Baca berita tanpa iklan. Gabung Kompas.com+

KY Tunggu Pernyataan Resmi KPK Soal Status Tersangka Sekretaris MA Hasbi Hasan

Kompas.com - 12/05/2023, 09:36 WIB
Irfan Kamil,
Dani Prabowo

Tim Redaksi

JAKARTA, KOMPAS.com - Komisi Yudisial (KY) menunggu pernyataan resmi dari Komisi Pemberantasan Korupsi (KPK) terkait status tersangka Sekretaris Mahkamah Agung (Sekma) Hasbi Hasan.

Hal itu disampaikan Juru Bicara KY Miko Ginting, menanggapi pemberitaan terkait penetapan tersangka terhadap Hasbi Hasan oleh Komisi Antirasuah.

"KY menghormati proses penegakan hukum dan akan menunggu proses ekspose resmi dari KPK. Hingga hari ini, sebagaimana diketahui belum dilakukan ekspose resmi oleh pihak KPK," ujar Miko Ginting kepada Kompas.com, Jumat (13/5/2023).

Baca juga: Sekretaris MA Hasbi Hasan Jadi Tersangka KPK, Ini Respons MA

Miko menjelaskan, ekspose resmi dari KPK setidaknya dapat menjadi acuan sebagai penjelasan umum terkait konstruksi tindak pidana serta dugaan peran yang bersangkutan.

Informasi ini, berguna bagi Komisi Yudisial untuk melihat apakah ada aspek etik dan perilaku yang menjadi domain KY dalam menindak Hasbi Hasan.

"Perlu diketahui, yang bersangkutan menyandang profesi hakim sekalipun menduduki jabatan struktural sebagai Sekretaris MA. Dengan demikian, yang bersangkutan merupakan domain dari pengawasan KY," jelas Miko.

"Jika benar yang bersangkutan ditetapkan sebagai tersangka dan ada bukti permulaan terjadi juga pelanggaran etik, maka KY akan menjalankan pemeriksaan etik terhadap yang bersangkutan," ucapnya.

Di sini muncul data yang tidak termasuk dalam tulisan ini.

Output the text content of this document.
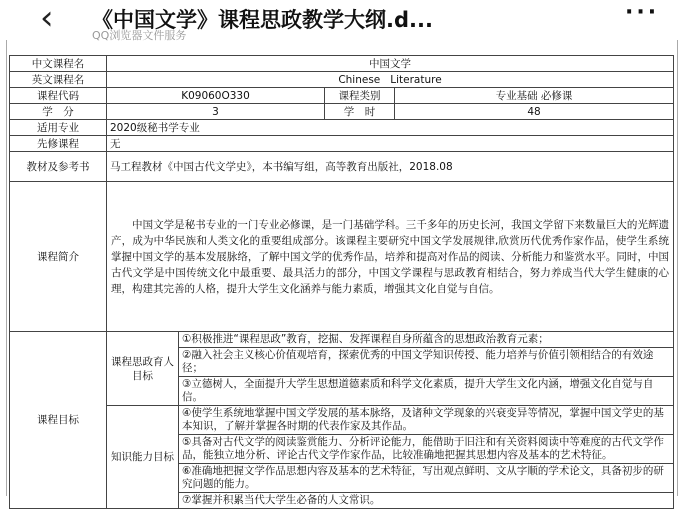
‹ 《中国文学》课程思政教学大纲.d...
QQ浏览器文件服务
···
中文课程名	中国文学			
英文课程名	Chinese   Literature			
课程代码	K09060O330		课程类别	专业基础 必修课
学　分	3		学　时	48
适用专业	2020级秘书学专业			
先修课程	无			
教材及参考书	马工程教材《中国古代文学史》，本书编写组，高等教育出版社，2018.08			
课程简介	　　中国文学是秘书专业的一门专业必修课，是一门基础学科。三千多年的历史长河，我国文学留下来数量巨大的光辉遗产，成为中华民族和人类文化的重要组成部分。该课程主要研究中国文学发展规律,欣赏历代优秀作家作品，使学生系统掌握中国文学的基本发展脉络，了解中国文学的优秀作品，培养和提高对作品的阅读、分析能力和鉴赏水平。同时，中国古代文学是中国传统文化中最重要、最具活力的部分，中国文学课程与思政教育相结合，努力养成当代大学生健康的心理，构建其完善的人格，提升大学生文化涵养与能力素质，增强其文化自觉与自信。			
课程目标	课程思政育人目标	①积极推进“课程思政”教育，挖掘、发挥课程自身所蕴含的思想政治教育元素；		
		②融入社会主义核心价值观培育，探索优秀的中国文学知识传授、能力培养与价值引领相结合的有效途径；		
		③立德树人，全面提升大学生思想道德素质和科学文化素质，提升大学生文化内涵，增强文化自觉与自信。		
	知识能力目标	④使学生系统地掌握中国文学发展的基本脉络，及诸种文学现象的兴衰变异等情况，掌握中国文学史的基本知识，了解并掌握各时期的代表作家及其作品。		
		⑤具备对古代文学的阅读鉴赏能力、分析评论能力，能借助于旧注和有关资料阅读中等难度的古代文学作品，能独立地分析、评论古代文学作家作品，比较准确地把握其思想内容及基本的艺术特征。		
		⑥准确地把握文学作品思想内容及基本的艺术特征，写出观点鲜明、文从字顺的学术论文，具备初步的研究问题的能力。		
		⑦掌握并积累当代大学生必备的人文常识。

Baca juga: Sekretaris MA Hasbi Hasan Akan Jadi Saksi Sidang Hakim Agung Sudrajad Dimyati

Menurut Miko, jika proses terhadap penegakan etik itu terjadi, maka hal ini akan menjadi rangkaian dari proses etik yang sebelumnya telah dijalankan KY terhadap rangkaian yang menjerat pejabat di MA.

Diketahui, KY sebelumnya telah memproses dua hakim MA yaitu Sudrajad Dimyati dan Gazalba Saleh, yang terjerat kasus dugaan pengurusan perkara di MA.

Kendati demikian, ia menekankan bahwa proses etik yang dilakukan KY, termasuk pemeriksaan terhadap Hasbi Hasan akan mengikuti proses penegakan hukum yang sedang berjalan di KPK.

"KY tidak akan grasak grusuk karena kita mesti hormati proses yang sedang berjalan di KPK. Yang paling penting proses, baik dari sisi hukum dan etik, sedang berjalan dan saling menyesuaikan," tutur Miko.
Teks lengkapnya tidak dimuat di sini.